Pour y parvenir, VISCA a travaillé avec certains établissements vinicoles pour créer une liste d’actions basées sur chaque prévision à court terme et saisonnière, par exemple, acheter plus de produits chimiques pour faire face à une éventuelle augmentation du nombre de ravageurs, ou tailler les vignes pour retarder le vendanges et précisez les risques financiers associés à chaque option.
Les options et les risques seront adaptés à chaque vignoble ou cave.
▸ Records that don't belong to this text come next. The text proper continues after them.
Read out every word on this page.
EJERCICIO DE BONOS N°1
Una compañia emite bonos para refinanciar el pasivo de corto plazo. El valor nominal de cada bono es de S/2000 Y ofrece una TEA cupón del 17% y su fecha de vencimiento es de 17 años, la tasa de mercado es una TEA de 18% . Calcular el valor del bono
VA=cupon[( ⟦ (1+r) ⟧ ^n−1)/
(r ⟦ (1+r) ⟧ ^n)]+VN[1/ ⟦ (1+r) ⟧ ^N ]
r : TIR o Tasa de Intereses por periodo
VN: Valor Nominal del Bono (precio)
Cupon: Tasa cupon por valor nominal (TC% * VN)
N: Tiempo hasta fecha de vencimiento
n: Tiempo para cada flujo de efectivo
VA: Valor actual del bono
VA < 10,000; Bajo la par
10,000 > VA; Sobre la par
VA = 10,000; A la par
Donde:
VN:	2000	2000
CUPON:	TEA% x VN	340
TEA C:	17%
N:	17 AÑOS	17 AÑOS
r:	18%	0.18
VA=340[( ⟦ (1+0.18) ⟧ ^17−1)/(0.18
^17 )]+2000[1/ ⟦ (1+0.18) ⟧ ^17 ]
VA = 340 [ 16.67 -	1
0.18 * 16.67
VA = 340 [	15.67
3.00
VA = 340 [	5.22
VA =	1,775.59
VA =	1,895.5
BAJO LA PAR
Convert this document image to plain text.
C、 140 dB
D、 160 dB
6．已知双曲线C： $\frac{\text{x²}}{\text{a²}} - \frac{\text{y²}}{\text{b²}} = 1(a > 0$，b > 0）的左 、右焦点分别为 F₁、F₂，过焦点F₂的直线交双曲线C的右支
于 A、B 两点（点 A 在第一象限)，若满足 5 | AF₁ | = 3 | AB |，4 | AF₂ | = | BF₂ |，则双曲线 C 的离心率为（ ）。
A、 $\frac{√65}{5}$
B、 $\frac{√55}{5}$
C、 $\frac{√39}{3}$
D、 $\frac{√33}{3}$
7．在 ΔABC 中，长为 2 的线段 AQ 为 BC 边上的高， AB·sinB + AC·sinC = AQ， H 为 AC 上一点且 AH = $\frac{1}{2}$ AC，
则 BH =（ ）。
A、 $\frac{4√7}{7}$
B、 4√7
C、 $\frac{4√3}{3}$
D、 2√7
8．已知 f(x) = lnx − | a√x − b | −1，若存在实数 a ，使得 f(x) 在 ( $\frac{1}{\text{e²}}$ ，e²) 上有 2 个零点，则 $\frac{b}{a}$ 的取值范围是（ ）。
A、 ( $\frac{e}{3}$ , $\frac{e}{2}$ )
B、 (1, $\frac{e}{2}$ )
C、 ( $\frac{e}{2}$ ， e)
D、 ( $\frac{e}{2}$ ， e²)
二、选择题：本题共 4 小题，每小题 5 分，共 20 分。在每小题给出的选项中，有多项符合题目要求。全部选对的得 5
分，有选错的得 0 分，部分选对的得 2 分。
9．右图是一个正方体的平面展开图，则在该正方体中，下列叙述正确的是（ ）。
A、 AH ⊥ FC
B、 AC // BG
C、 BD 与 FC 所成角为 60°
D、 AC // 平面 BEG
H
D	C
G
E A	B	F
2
Et plus les chercheurs disposent d’informations sur le vignoble, mieux ils peuvent prévoir, disent-ils.
Imprévisibilité
Les prévisions climatiques à long terme sont particulièrement difficiles dans la région méditerranéenne, explique le Dr Alessandro Dell’Aquila, co-coordinateur du projet MED-GOLD, qui développe des services climatiques pour les producteurs de pâtes, d’huile d’olive et de vin.
« Il a une imprévisibilité intrinsèque car il y a beaucoup de bruit dû aux mouvements et aux perturbations (atmosphériques) à grande échelle », a déclaré le Dr Dell’Aquila, climatologue à l’Agence nationale italienne pour les nouvelles technologies, l’énergie et l’économie durable. Développement (ENEA).
Les tropiques, en revanche, sont plus stables, ce qui signifie que les prévisions saisonnières pour le café, le thé, le maïs et d’autres cultures dans certaines parties de l’Afrique et de l’Amérique du Sud pourraient être plus précises.
Mais les prévisions saisonnières resteront vitales pour les agriculteurs méditerranéens malgré leur incertitude, explique le Dr Dell’Aquila.
Les impacts à plus long terme du changement climatique sur la Méditerranée risquent d’être sévères.
« La Méditerranée pourrait être très différente dans les décennies à venir. Nous pourrions avoir des espèces d’animaux ou d’insectes complètement différentes qui pourraient arriver des tropiques, et nous pourrions subir une perte de biodiversité locale », a déclaré le Dr Dell’Aquila.
Nous pourrions aussi avoir moins d’eau disponible, y compris à des fins agricoles, dit-il. « Et la région pourrait connaître un nombre plus élevé de vagues de chaleur (graves). »
Certaines cultures devront être cultivées sur des terrains plus élevés ou plus au nord où le climat sera plus frais et plus humide. Plus d’irrigation des champs sera nécessaire et, dans le cas des raisins, différentes variétés devront être cultivées.
Certaines parties de l’Europe pourraient s’ouvrir pour la première fois à la production de vin et d’huile d’olive, tandis que d’autres régions pourraient connaître un effondrement.
« Il y a quelques idées de déplacer les oliviers vers le nord vers de nouvelles régions de culture. Et certaines parties de la Méditerranée – par exemple, l’Afrique du Nord – pourraient devenir trop chaudes pour les oliveraies. »
De même, alors que la production de vin s’est récemment développée au Royaume-Uni et au Danemark, certains vins du sud de l’Italie pourraient devenir extrêmement rares au cours de la prochaine décennie, explique le Dr Dell’Aquila.
Soutien
La politique de l’UE doit changer pour aider les producteurs à s’adapter au changement climatique, dit-il. Les règles qui régissent la composition des vins, par exemple, pourraient être modifiées pour permettre aux producteurs d’utiliser différentes variétés de raisins, même des raisins de différentes régions, sans changer le nom du vin. « Cela pourrait être très important pour les consommateurs car ils veulent aller au supermarché et trouver un (Chianti), et le nom de ce vin est clairement défini dans certaines règles de l’UE. »
En attendant, les producteurs doivent agir maintenant. « Les viticulteurs devraient commencer à penser maintenant où ils peuvent acheter de nouvelles parcelles de terre et commencer à planter des raisins comme investissement pour les 10 ou 20 prochaines années », a déclaré le Dr Dell’Aquila.